In letzter Zeit hatte ich mal wieder Lust auf Western, habe so mach älteres und jüngeres Werk filmischen Schaffens aus diesem von mir so geliebten Genre konsumiert, und irgendwann habe ich es dann gewagt – ich habe meinen ersten „Blueberry“ aus den tiefen meines Lese-K2 zu Tage gefördert. Manchmal traue ich mich an solche legendären Klassiker nicht so recht ran, da hat man Respekt vor dem Namen und dem Ruf, und was ist, wenn mir das Ganze dann gar nicht gefällt?

Da konnte ich aber schnell Entwarnung geben, gefallen hat mir die Lektüre dieser ersten drei Alben um den etwas disziplinlosen Leutnant insgesamt ziemlich gut, das phänomenale Nonplusultra im Western-Genre war es für mich an der Stelle allerdings (noch?) nicht. Dazu aber später mehr.

Im ersten Album, Fort Navajo“, lernen wir unseren späteren Helden erstmal als vermeintlichen Taugenichts kennen, ist er doch offensichtlich Falschspieler, dem Alkohol nicht abgeneigt und mit Regeln und Befehlen nimmt er es auch nicht so genau. Dass er im Grunde aber von einem klaren Gerechtigkeitssinn beseelt ist und das vor Mut strotzende Herz am rechten Fleck trägt, erfahren wir bereits in dieser ersten Geschichte, in welcher er seinen Freund Graig nicht nur kennenlernt, sondern auch gleich vor einer Dummheit bewahren muss. Denn der will todesmutig die Apachen verfolgen, die vermeintlichen Mörder an unschuldigen Siedlern, die auch noch deren Sohn entführt haben sollen. Natürlich ist alles ganz anders, als zuerst angenommen, aber ein rassistischer und vom Hass zerfressener Major hat nichts anderes zu tun, als einen Krieg mit den Indianern vom Zaun zu brechen.

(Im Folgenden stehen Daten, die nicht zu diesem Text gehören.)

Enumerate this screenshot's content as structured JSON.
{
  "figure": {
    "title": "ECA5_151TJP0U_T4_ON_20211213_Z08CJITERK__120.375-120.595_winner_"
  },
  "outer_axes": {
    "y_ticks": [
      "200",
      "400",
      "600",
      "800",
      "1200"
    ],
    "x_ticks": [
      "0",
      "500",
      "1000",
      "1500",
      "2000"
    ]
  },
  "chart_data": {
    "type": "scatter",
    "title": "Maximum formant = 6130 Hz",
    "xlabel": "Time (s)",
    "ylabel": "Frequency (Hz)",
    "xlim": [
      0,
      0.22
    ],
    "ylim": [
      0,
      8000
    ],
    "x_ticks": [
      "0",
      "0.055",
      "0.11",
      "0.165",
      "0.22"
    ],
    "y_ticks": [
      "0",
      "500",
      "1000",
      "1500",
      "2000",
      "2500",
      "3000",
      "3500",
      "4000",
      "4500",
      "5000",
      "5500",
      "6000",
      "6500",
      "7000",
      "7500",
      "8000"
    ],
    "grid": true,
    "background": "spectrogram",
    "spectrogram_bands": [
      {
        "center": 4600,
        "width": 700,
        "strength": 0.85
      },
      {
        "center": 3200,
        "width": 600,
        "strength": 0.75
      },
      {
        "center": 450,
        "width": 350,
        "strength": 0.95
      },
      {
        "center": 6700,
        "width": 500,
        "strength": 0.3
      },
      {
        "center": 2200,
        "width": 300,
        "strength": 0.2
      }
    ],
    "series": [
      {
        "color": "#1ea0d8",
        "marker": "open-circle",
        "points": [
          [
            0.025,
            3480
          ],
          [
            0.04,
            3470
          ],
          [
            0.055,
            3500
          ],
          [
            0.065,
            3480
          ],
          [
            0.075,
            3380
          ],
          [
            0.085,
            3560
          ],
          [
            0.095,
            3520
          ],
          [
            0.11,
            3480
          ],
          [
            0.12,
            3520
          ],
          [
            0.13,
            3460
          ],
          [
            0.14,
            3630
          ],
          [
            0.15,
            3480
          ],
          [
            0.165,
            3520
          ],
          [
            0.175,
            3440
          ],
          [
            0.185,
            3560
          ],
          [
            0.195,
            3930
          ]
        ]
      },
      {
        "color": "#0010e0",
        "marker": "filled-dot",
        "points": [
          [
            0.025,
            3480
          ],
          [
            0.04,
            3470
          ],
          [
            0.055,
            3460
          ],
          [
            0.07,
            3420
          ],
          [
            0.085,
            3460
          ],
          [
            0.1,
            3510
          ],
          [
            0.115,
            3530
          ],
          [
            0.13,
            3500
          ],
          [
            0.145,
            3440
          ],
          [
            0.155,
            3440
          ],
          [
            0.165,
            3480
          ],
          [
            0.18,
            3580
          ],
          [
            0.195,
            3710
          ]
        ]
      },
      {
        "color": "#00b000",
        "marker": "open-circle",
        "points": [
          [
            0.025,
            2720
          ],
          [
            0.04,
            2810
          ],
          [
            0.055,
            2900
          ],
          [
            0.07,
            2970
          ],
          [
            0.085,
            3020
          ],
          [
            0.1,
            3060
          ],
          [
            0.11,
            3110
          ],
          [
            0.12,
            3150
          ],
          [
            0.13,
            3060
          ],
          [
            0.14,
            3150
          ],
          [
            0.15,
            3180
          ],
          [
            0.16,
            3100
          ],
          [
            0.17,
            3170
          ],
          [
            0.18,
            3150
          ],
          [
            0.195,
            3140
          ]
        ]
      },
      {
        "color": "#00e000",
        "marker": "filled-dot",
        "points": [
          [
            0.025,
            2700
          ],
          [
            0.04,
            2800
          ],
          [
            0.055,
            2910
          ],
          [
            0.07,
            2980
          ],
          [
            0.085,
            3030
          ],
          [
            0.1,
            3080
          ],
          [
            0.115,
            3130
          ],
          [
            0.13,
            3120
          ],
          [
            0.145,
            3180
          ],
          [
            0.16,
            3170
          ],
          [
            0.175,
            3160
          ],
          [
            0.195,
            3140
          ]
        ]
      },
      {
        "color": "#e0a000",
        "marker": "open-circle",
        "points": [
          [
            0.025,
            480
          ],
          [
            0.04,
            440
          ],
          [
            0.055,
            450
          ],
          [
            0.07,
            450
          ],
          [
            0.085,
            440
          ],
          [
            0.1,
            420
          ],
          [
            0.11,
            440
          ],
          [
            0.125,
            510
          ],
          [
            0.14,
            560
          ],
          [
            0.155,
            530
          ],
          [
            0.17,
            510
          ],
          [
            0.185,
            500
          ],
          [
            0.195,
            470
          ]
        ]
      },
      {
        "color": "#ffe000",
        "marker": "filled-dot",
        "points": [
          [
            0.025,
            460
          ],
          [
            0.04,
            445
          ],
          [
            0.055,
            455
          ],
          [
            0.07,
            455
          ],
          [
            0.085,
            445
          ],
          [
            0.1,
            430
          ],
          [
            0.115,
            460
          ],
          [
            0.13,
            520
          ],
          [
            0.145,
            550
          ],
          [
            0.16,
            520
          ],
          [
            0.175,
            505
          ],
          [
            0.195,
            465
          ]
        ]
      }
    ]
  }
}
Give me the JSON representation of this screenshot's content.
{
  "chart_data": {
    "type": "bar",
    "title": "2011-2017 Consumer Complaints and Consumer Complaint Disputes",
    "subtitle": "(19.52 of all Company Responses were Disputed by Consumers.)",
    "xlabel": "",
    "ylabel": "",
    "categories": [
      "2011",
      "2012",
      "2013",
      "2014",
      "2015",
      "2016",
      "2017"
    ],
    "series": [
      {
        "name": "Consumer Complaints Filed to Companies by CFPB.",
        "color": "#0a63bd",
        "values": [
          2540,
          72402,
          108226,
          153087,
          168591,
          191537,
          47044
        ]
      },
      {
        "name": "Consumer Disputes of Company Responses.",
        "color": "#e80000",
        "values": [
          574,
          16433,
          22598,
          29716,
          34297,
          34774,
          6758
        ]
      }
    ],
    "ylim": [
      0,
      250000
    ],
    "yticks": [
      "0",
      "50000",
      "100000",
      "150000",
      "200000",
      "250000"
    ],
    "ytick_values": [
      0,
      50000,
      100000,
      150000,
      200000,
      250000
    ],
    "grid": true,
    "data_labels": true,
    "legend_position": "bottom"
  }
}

Das führt uns zu „Aufruhr im Westen“, der nahtlos anschließenden Fortsetzung, in der die Friedensverhandlungen mit den in Wahrheit unschuldigen Ureinwohnern aufgrund eben dieses Majors scheitern. Die Missachtung der Befehle seines nach einem Schlangenbiss im Delirium liegenden Vorgesetzten, führt zum Verrat an den Häuptlingen und so zum Zusammenschluss der stolzen Stämme, die eine Armee gegen die verlogenen Bleichgesichter zusammenstellen. Blueberry versucht sein Bestes, das zu verhindern, doch das bis aufs Blut beschämte Halbblut Crowe wurde dermaßen beleidigt und gereizt, dass er unseren Helden erstmal schachmatt setzt.

Fort Navajo ist verloren, doch Blueberry und Crowe ist es gelungen den entführten Jungen aus den Händen der echten Entführer in Mexico zu befreien! Jetzt kommt der Leutnant nach Fort Quitman, von wo aus er einen Waffen-Trek durch gefährliches Feindesland zum Oberbefehlshaber der Truppen bringen soll. Die Waffen sind für den Krieg gegen die Apachen, doch Blueberrys Plan ist es, den General davon zu überzeugen, die Friedensverhandlungen mit Häuptling Cochise wieder aufzunehmen. Auf dem gefährlichen Weg dorthin soll ihm der Indianer-Scout Quanah zur Seite stehen, doch der spielt ein gefährliches Spiel…

Das waren also die ersten drei Blueberry-Alben. Für mich gab es da ganz viel Licht, aber auch etwas schattigere Regionen sag ich mal. Zuerst einmal hat mir die Story durchweg gut gefallen. Die bietet zwar nichts Neues oder Unerwartetes, denn das hat man alles schon mal gesehen, und zumindest auf der Leinwand hatte man das auch damals zur Entstehung schon alles miterleben können, aber die Mixtur des Ganzen, die Variationen und die Abwandlungen der bekannten Zutaten ist Charlier wirklich gut gelungen. Vor allem haben mich die nahtlosen Übergänge und die Weiterführung der Story über mehrere Alben begeistert, das fühlte sich nach jedem Album so an, als müsse ich direkt weiterlesen, was ich in Kürze auch mit dem zweiten Sammelband tun werde. Auch die Entstehung und sich nach und nach verfestigende Freundschaft zwischen Blueberry und Graig fühlen sich einfach so an, als hätte so kommen müssen und sollen, einwandfrei.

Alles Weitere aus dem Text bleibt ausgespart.